Mayor Steven Fulop and Chief Prosecutor Jake Hudnutannounce Jersey City's new marijuana decriminalization policy, which directs all Jersey City prosecutors to cease prosecuting marijuana possession cases before the municipal courts.

Jersey City is now the first in New Jersey to put forward a policy to address decriminalization on a local level, in the hopes of guiding other towns across the state to enact similar changes to outdated marijuana policies.

"The fact is, marijuana arrests and prosecutions in New Jersey and around the nation point to severe inequalities that negatively impact people of color disproportionately and lead to long-term economic challenges for anyone who finds themselves prosecuted for possession," Fulop said. "We are working to correct this with our new policy in a proactive way, and I am proud that we will be the first in the state to do so."

The new policy amends all marijuana-related offenses to local ordinance offenses, which have no impact on an individual's criminal record.

In addition to the racial inequalities and potentially life-altering consequences that stem from marijuana prosecution, officials say there is a significant cost burden on local municipalities that are the entities that oversee these charges.

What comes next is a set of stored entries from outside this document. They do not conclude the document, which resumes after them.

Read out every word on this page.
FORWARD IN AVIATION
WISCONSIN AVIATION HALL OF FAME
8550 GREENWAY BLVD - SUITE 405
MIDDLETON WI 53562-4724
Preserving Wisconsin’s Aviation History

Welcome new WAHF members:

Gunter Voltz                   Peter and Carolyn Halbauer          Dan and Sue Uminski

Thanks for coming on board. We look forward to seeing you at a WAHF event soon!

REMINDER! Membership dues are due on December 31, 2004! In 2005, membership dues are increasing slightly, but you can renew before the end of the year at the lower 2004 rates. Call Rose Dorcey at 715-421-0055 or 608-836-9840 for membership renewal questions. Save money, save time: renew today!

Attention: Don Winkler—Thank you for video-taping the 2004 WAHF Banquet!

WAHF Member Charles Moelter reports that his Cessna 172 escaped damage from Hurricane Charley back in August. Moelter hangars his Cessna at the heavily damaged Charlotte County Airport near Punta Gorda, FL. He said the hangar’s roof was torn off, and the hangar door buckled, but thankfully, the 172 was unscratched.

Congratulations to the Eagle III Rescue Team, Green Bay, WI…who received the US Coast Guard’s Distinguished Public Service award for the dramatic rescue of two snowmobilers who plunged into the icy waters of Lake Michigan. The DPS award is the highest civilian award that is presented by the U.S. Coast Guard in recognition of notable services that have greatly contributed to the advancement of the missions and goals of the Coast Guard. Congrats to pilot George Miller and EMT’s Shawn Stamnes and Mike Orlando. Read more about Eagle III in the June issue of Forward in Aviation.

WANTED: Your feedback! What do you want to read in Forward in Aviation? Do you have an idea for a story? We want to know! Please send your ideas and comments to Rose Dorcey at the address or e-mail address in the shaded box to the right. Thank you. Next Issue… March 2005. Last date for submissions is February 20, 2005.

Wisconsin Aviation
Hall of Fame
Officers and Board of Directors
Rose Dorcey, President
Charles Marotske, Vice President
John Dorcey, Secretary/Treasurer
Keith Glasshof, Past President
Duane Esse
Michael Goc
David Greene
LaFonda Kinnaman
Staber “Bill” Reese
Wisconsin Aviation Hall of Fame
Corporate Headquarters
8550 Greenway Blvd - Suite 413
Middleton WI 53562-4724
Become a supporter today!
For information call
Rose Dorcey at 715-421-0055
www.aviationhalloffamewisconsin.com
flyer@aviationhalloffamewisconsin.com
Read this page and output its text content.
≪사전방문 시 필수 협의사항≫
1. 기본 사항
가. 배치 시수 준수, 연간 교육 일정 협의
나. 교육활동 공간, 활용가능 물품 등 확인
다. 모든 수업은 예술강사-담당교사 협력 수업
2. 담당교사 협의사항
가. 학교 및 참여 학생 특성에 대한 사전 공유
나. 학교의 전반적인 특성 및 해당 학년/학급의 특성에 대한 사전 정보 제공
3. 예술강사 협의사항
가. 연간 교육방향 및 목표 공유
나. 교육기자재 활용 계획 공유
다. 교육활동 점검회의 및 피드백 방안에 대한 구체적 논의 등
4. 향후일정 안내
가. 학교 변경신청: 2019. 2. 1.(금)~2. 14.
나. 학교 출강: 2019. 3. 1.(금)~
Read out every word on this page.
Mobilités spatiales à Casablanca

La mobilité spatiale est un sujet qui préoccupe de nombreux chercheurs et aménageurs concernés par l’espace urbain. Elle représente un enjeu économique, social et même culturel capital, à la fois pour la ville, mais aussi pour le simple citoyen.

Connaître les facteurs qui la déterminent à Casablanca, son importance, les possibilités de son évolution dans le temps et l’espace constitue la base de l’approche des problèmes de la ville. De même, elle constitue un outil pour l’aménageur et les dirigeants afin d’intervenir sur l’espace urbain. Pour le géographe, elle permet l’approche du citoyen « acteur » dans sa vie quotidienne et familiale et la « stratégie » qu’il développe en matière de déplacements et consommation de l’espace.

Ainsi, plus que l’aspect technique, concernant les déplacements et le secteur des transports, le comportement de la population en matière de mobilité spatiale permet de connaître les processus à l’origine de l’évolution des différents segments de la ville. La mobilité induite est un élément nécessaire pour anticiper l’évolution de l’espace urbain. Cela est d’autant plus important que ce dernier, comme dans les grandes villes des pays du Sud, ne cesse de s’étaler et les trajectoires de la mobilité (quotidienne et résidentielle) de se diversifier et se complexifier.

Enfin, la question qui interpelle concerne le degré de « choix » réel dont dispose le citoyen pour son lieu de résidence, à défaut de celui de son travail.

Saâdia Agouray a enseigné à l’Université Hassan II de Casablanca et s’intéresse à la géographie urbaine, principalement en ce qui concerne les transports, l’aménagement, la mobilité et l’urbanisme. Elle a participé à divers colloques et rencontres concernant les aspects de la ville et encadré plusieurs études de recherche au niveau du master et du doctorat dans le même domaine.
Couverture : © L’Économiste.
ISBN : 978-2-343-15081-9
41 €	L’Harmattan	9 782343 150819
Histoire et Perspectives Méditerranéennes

Each year in New Jersey, there are more than 25,000 arrests for marijuana possession, and it is estimated that prosecution following these arrests has cost the state well more than $1 billion each decade in policing, court operations, probation and jailing. Officials say the new policy is built on the widespread believe that marijuana possession is non-violent in nature, and focusing law enforcement resources on violent offenses does far more to promote safe communities.